In the paper 'Stochastic Neighbor Embedding', the cost function in term of K-L divergence is
$$ C = \sum_i \sum_j p_{ij} \log \frac{p_{ij}}{q_{ij}} = \sum_i \operatorname{KL}(P_i \| Q_i). $$
Question 1: Why does it say that SNE is an improvement over methods like LLE or SOM in which widely separated data-points can be 'collapsed' as near distances?
To minimize the cost, there is always a small distance in low-dimensional space with large $q_{ij}$, which also can cause 'collapse'. Or does 'collapse' mean something else?
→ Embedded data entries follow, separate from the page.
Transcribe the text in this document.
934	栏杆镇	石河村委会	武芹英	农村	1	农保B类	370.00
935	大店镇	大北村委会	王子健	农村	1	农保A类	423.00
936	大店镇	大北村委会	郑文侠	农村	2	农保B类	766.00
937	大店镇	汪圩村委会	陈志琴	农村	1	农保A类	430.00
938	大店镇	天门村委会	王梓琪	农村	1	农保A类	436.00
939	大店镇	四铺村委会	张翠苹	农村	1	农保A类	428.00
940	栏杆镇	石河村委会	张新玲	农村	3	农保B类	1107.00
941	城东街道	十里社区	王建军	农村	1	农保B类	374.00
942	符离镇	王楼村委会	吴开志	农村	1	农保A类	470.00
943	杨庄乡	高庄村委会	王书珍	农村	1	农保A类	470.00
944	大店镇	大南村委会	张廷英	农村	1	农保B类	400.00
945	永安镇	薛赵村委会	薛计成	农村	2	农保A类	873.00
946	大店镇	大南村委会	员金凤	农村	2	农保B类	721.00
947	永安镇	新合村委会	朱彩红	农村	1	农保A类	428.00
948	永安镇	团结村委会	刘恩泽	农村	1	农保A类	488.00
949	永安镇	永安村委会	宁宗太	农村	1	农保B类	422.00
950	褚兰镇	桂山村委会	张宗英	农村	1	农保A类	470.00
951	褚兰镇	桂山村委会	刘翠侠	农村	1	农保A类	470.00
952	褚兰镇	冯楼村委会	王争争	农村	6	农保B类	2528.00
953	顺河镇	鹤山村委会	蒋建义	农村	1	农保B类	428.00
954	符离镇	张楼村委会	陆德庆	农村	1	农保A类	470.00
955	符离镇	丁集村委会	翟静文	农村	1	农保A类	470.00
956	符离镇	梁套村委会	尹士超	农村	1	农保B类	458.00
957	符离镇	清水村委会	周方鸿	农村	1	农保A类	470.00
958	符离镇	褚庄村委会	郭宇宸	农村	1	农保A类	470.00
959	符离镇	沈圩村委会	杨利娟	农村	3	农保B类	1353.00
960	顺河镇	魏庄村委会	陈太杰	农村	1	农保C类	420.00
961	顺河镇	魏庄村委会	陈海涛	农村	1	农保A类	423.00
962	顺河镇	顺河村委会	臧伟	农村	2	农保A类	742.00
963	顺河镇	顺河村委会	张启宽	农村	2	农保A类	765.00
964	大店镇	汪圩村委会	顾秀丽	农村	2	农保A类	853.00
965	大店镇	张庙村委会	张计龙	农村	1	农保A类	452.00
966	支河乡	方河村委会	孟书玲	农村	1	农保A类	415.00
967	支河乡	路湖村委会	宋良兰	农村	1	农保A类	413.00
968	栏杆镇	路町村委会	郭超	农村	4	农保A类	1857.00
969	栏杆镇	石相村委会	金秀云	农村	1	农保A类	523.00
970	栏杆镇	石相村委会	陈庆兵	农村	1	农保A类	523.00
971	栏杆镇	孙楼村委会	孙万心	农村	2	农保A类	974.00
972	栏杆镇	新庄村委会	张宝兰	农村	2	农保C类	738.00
Question 2: Similarly, I do not understand how SNE keep the images of widely separated objects relatively far apart.
Question 1
The paper discusses this in the following quote:
Ideally, to minimize the KL, we should have $q_{ij} \approx p_{ij}$. Their point is that there is an asymmetry wrt increasing one compared to the other. Note that $p$ is inversely related to distance in the high-dimensional (HD) space, while $q$ is inversely related to distance in the low-dimensional (LD) embedding space. Large $q_{ij}$ with small $p_{ij}$ means modelling a large HD distance with a small LD distance. This penalty is born out in other terms of the sum, where $q_{k\ell}$ will be too small because some of the density of $q$ was "wasted" on $p_{ij}$. On the other hand, modelling a small HD distance with a large LD distance means having a large $p_{ij}$ with a small $q_{ij}$, meaning that $i,j$ will be a rather punishing term. I think what they mean is that without this asymmetry, this collapsing is more likely in LLE and SOM, perhaps.
Question 2
Basically re-iterating: to keep
the images of widely separated objects relatively far apart, we want $q_{ij}$ to be small when $p_{ij}$ is small.If the HD distance is far, then $p_{ij}$ will be small, (which makes it seem as if that term doesn't really matter as much since that it is $ p_{ij}\log(p_{ij}/q_{ij}) $). However, if the LD distance used there is small (meaning we didn't keep them far apart), then $q_{ij}$ will be large. Due to the normalization of $q$, this means we have "wasted" some of its probability mass here, and so other terms will be higher as a result. Hence the method will be driven to avoid this.